Goth fop Matt Miller is stuck inside an old-school text adventure with a soundtrack by a bleeping riff of the Metroid theme song. Asha is consigned to a nightmare of Metal Gear Solid where you have to hide in a box rather than directly attack guards. Best friend and mentor Johnny Gat is stuck in a pixilated Streets of Rage brawler (Saints of Rage, naturally.) And Benjamin King, hilariously voiced by Terry Crews, is literally stuck back in Saints Row.
Hell is video games for these characters, and viewed a certain way, Volition is rescuing them in the same way the president is in the game. Nine years ago, these characters were consigned to a rote genre exercise, an attempt to serve an audience looking for HD Grand Theft Auto before such a thing existed.
There was, viewed through the lens of video games as a business, a degree of cynicism in making the original Saints Row. But Volition has stuck by its baby, slowly warping it into something wholly unique, something different than just the stock video game types of old. So it’s rescued these arguably beloved characters and brought them into a stranger, more wonderfully weird and funny world. Video games don’t have to be hell for them.

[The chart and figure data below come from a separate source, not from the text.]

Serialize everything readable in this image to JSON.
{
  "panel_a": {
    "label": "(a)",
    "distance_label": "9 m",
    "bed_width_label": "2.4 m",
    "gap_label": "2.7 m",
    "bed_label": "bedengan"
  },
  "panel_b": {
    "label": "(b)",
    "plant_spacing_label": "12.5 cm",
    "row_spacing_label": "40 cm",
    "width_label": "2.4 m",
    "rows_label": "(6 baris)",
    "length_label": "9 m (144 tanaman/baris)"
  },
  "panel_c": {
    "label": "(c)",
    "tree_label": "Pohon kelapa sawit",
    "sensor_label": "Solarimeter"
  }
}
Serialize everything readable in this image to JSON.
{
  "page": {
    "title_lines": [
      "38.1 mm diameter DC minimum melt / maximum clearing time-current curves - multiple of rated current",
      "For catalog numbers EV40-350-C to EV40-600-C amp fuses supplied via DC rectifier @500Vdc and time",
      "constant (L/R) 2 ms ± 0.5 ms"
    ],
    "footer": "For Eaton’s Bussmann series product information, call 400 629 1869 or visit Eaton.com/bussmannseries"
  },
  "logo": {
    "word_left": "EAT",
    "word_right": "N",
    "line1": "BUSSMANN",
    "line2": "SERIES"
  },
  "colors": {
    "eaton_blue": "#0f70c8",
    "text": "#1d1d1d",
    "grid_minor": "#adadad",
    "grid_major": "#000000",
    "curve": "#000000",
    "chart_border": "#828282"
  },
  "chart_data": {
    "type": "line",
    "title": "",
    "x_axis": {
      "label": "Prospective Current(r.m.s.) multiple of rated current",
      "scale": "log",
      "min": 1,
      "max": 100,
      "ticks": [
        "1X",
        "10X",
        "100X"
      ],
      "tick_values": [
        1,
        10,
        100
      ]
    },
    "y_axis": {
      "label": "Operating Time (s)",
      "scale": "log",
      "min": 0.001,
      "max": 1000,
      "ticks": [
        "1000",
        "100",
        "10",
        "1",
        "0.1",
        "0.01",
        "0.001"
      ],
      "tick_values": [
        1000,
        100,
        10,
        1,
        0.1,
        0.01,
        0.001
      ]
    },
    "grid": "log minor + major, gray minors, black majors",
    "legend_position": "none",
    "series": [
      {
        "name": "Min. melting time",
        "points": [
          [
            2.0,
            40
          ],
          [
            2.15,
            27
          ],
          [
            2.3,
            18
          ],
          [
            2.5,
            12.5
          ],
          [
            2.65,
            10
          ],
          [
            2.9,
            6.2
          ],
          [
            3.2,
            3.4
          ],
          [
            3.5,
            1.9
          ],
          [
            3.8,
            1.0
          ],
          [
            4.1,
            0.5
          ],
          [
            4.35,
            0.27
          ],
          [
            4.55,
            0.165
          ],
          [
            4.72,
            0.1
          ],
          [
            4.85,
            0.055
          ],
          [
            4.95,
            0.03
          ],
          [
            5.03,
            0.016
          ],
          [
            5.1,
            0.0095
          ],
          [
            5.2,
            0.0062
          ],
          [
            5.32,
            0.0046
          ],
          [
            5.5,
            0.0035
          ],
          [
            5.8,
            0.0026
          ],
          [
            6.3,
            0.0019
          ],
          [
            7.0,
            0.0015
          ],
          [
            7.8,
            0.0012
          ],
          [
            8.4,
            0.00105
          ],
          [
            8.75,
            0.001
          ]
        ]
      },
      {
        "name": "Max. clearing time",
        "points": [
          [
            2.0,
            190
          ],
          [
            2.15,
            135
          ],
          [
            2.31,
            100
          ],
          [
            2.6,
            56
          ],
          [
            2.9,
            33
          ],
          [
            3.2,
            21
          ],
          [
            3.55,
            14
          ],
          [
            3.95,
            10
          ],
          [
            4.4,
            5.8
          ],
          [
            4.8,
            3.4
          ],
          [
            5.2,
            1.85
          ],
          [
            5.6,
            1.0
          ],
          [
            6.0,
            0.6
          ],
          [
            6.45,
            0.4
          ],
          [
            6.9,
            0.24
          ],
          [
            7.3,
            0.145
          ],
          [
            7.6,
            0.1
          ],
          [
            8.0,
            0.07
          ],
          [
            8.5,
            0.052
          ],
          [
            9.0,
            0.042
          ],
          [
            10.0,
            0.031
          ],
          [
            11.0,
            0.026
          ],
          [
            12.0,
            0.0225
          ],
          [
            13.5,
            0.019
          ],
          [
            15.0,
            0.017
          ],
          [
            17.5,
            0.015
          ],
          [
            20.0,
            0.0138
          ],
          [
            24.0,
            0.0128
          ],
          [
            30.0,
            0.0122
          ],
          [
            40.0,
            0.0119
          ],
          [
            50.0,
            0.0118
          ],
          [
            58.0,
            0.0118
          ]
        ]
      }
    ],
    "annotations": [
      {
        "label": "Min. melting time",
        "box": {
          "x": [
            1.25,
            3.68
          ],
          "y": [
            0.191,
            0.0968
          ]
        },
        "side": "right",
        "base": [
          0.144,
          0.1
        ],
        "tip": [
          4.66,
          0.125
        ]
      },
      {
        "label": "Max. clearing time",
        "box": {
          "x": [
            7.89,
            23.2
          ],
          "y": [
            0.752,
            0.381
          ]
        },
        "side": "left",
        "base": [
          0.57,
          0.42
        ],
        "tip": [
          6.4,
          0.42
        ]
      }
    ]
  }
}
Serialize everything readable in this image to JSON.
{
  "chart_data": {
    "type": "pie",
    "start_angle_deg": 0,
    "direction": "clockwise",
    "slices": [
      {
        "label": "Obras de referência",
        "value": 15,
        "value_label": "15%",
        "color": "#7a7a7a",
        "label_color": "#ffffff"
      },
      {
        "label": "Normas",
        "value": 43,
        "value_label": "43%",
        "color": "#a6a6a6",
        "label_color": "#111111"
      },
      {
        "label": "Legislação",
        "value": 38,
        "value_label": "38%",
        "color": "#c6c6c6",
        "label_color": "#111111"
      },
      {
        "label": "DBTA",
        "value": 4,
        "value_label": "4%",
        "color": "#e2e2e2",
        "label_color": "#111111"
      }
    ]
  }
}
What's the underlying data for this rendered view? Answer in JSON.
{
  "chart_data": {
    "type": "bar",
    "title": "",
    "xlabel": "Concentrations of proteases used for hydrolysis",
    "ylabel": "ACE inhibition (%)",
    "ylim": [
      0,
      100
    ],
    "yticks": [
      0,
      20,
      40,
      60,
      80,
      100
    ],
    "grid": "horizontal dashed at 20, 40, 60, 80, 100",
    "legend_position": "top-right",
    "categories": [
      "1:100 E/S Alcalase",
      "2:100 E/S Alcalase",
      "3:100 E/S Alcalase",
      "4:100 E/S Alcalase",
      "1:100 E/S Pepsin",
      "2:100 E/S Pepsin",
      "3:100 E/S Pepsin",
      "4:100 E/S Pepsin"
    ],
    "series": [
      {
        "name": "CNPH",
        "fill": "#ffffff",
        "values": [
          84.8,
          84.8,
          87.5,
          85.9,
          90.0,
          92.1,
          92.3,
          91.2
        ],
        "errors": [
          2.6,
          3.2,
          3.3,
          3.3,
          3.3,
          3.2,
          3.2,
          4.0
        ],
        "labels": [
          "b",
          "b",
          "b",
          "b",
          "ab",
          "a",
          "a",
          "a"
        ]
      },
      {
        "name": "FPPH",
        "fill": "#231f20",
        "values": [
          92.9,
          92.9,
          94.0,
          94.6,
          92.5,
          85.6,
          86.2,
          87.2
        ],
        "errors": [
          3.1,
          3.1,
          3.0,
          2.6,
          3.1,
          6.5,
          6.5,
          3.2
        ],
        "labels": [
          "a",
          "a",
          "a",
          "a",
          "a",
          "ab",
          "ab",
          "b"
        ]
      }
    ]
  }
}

The rescue mission is a success. In fact, the only time Saints Row IV stumbles is when it resorts to the most familiar video game activity there is: Shoot everything in sight with guns. Some inventive guns are certainly on hand, and this re-release on new consoles gives you more immediate access to some ridiculous ones like the all-in-one destroyer called ‘Merica, but gunning down enemies in simple shoot outs sometimes feels like a barrier between you and the good stuff.
For every mission of dull gunplay, though, Saints Row IV offers up something freaky in response. Just play through the included “Enter the Dominatrix” expansion. When an unexpected character sings the song of his people at the close of that odd, little standalone experience, the shootout that precedes it gains new color.
Saints Row IV itself is Volition’s song of its people, and it’s sung proud, loud, and madly clear.
This game was reviewed on a PlayStation 4 using a disc provided by Deep Silver.
- Moving through Saints Row IV’s world feels amazing.
- Great parody writing that never succumbs to cynicism.
- Killer characters.
- Regular gunplay can be a drag on the game’s better parts.